Classmates describe a figure who seemed to vibrate with a silent, screaming terror.

“We called her The Zombie,” reveals “Lukas M.,” 22, who sat behind her in History class for three years.

“She didn’t walk through the halls. She crept,” Lukas told The Crime Desk, his voice dropping to a whisper. “If you touched her shoulder by accident, she didn’t just jump. She convulsed.”

 

 

“She would sit in the back corner, rocking back and forth, staring at the wall. It wasn’t teenage angst. It was primal fear. Like she expected to be hit at any moment.”

Lukas claims that she never spoke. Not once. But her eyes were always darting to the door, checking the exits.

THE GEOGRAPHY LESSON MELTDOWN

But the silence broke one rainy Tuesday in 2011.

The class was studying European geography.

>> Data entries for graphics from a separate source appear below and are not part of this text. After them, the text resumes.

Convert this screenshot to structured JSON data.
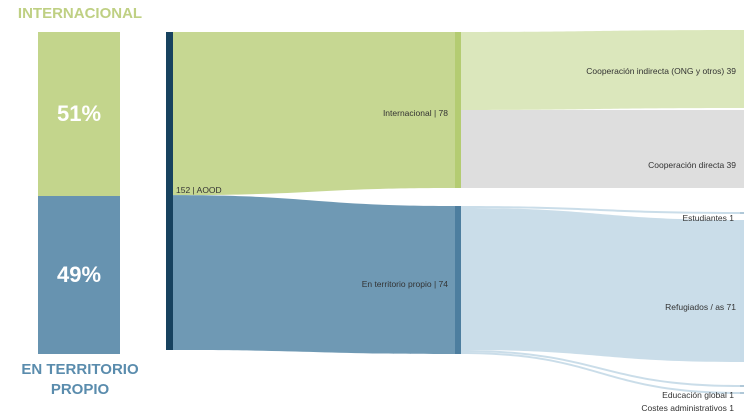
{
  "stacked": {
    "top_label": "INTERNACIONAL",
    "bottom_label_line1": "EN TERRITORIO",
    "bottom_label_line2": "PROPIO",
    "segments": [
      {
        "label": "51%",
        "value": 51,
        "color": "#c3d58c"
      },
      {
        "label": "49%",
        "value": 49,
        "color": "#6793b0"
      }
    ]
  },
  "chart_data": {
    "type": "sankey",
    "nodes": [
      {
        "id": "total",
        "label": "152 | AOOD",
        "value": 152,
        "color": "#17425f"
      },
      {
        "id": "int",
        "label": "Internacional | 78",
        "value": 78,
        "color": "#b4cc72"
      },
      {
        "id": "ter",
        "label": "En territorio propio | 74",
        "value": 74,
        "color": "#4d7e9f"
      },
      {
        "id": "coopind",
        "label": "Cooperación indirecta (ONG y otros) 39",
        "value": 39,
        "color": "#d9e6b8"
      },
      {
        "id": "coopdir",
        "label": "Cooperación directa 39",
        "value": 39,
        "color": "#dedede"
      },
      {
        "id": "est",
        "label": "Estudiantes 1",
        "value": 1,
        "color": "#b0c8d8"
      },
      {
        "id": "ref",
        "label": "Refugiados / as 71",
        "value": 71,
        "color": "#c7dbe8"
      },
      {
        "id": "edu",
        "label": "Educación global 1",
        "value": 1,
        "color": "#b0c8d8"
      },
      {
        "id": "cost",
        "label": "Costes administrativos 1",
        "value": 1,
        "color": "#b0c8d8"
      }
    ],
    "links": [
      {
        "source": "total",
        "target": "int",
        "value": 78,
        "color": "#c3d58c"
      },
      {
        "source": "total",
        "target": "ter",
        "value": 74,
        "color": "#6793b0"
      },
      {
        "source": "int",
        "target": "coopind",
        "value": 39,
        "color": "#d9e6b8"
      },
      {
        "source": "int",
        "target": "coopdir",
        "value": 39,
        "color": "#dcdcdc"
      },
      {
        "source": "ter",
        "target": "est",
        "value": 1,
        "color": "#c7dbe8"
      },
      {
        "source": "ter",
        "target": "ref",
        "value": 71,
        "color": "#c7dbe8"
      },
      {
        "source": "ter",
        "target": "edu",
        "value": 1,
        "color": "#c7dbe8"
      },
      {
        "source": "ter",
        "target": "cost",
        "value": 1,
        "color": "#c7dbe8"
      }
    ]
  }
}
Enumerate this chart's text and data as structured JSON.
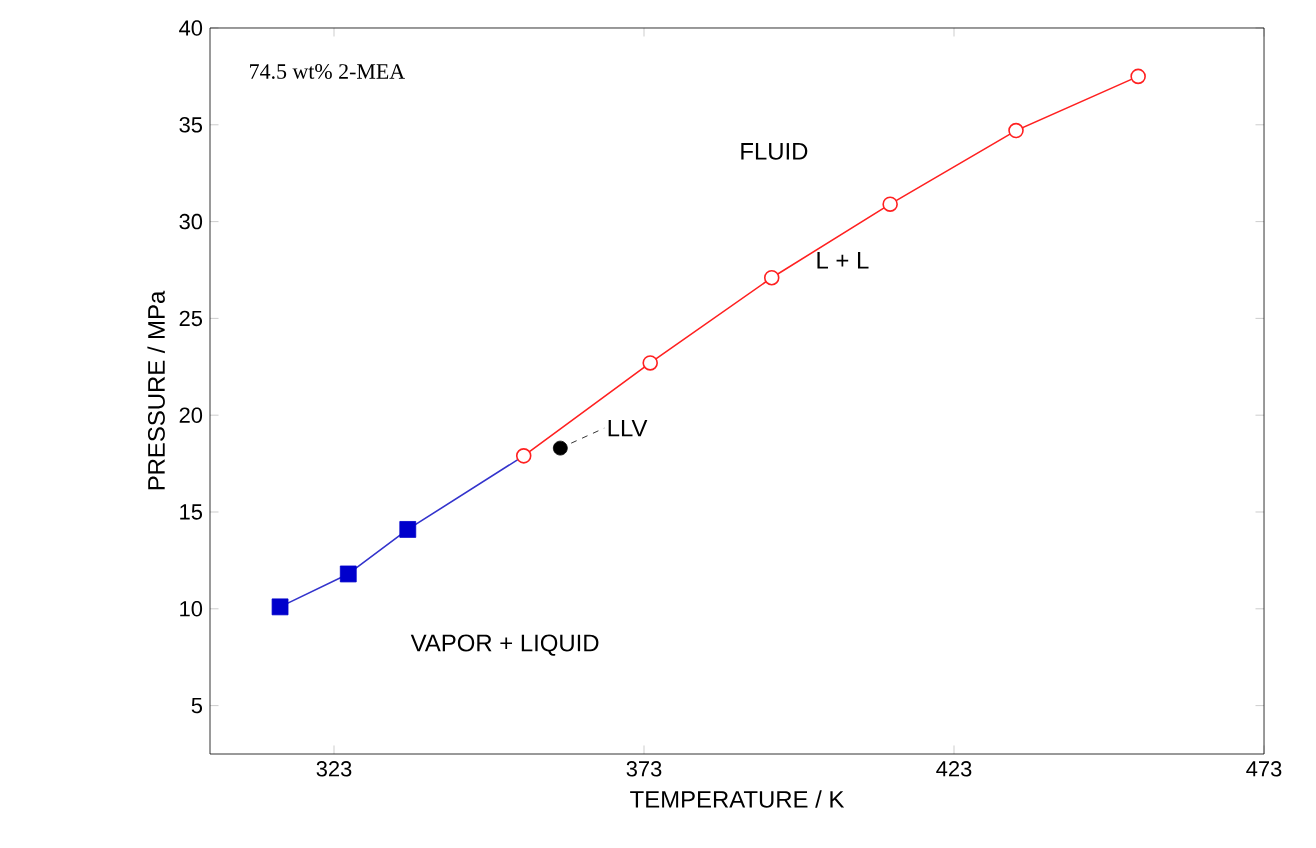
{
  "chart_data": {
    "type": "line",
    "xlabel": "TEMPERATURE / K",
    "ylabel": "PRESSURE / MPa",
    "xlim": [
      303,
      473
    ],
    "xticks": [
      323,
      373,
      423,
      473
    ],
    "ylim": [
      2.5,
      40
    ],
    "yticks": [
      5,
      10,
      15,
      20,
      25,
      30,
      35,
      40
    ],
    "series": [
      {
        "marker": "none",
        "color": "#3333cc",
        "x": [
          314.3,
          325.3,
          334.9,
          353.6
        ],
        "values": [
          10.1,
          11.8,
          14.1,
          17.9
        ]
      },
      {
        "type": "scatter",
        "marker": "square",
        "color": "#0000cc",
        "x": [
          314.3,
          325.3,
          334.9
        ],
        "values": [
          10.1,
          11.8,
          14.1
        ]
      },
      {
        "marker": "circle",
        "color": "#ff2020",
        "x": [
          353.6,
          374,
          393.6,
          412.7,
          433,
          452.7
        ],
        "values": [
          17.9,
          22.7,
          27.1,
          30.9,
          34.7,
          37.5
        ]
      },
      {
        "type": "scatter",
        "marker": "circle",
        "color": "#000000",
        "x": [
          359.5
        ],
        "values": [
          18.3
        ]
      }
    ],
    "annotations": [
      "74.5 wt% 2-MEA",
      "FLUID",
      "L + L",
      {
        "text": "LLV",
        "x": 359.5,
        "y": 18.3
      },
      "VAPOR + LIQUID"
    ],
    "grid": false
  }
}
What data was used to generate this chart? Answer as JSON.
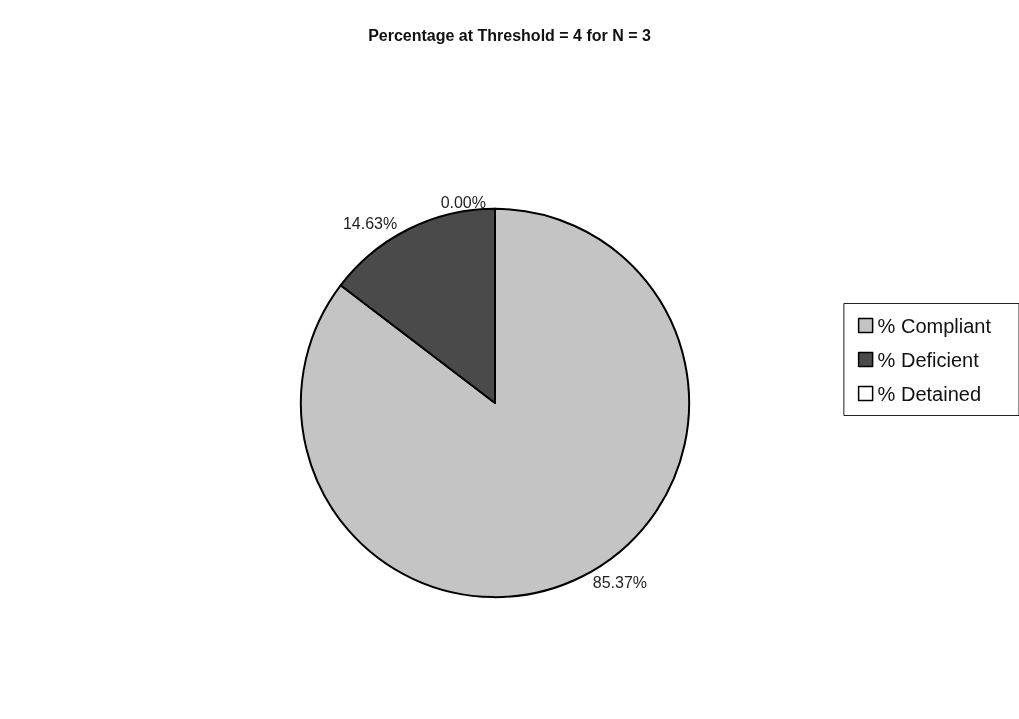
{
  "chart_data": {
    "type": "pie",
    "title": "Percentage at Threshold = 4 for N = 3",
    "categories": [
      "% Compliant",
      "% Deficient",
      "% Detained"
    ],
    "values": [
      85.37,
      14.63,
      0.0
    ],
    "value_labels": [
      "85.37%",
      "14.63%",
      "0.00%"
    ],
    "colors": [
      "#c4c4c4",
      "#4a4a4a",
      "#ffffff"
    ],
    "legend": "right"
  }
}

The teacher pulled down a map of Southern Europe. He pointed to the Algarve region of Portugal.

“Heidi started making this noise,” Lukas recalls, shivering. “A high-pitched whining sound, like a wounded animal.”

“When the teacher said the word ‘Praia da Luz’, she snapped.”

Witnesses claim Heidi began scratching her own arms violently, drawing blood. She overturned her desk and ran out of the room, screaming a word that no one understood at the time.

“We thought she was crazy,” Lukas admits. “But now… I think she was remembering. She wasn’t seeing a map. She was seeing the scene of the crime.”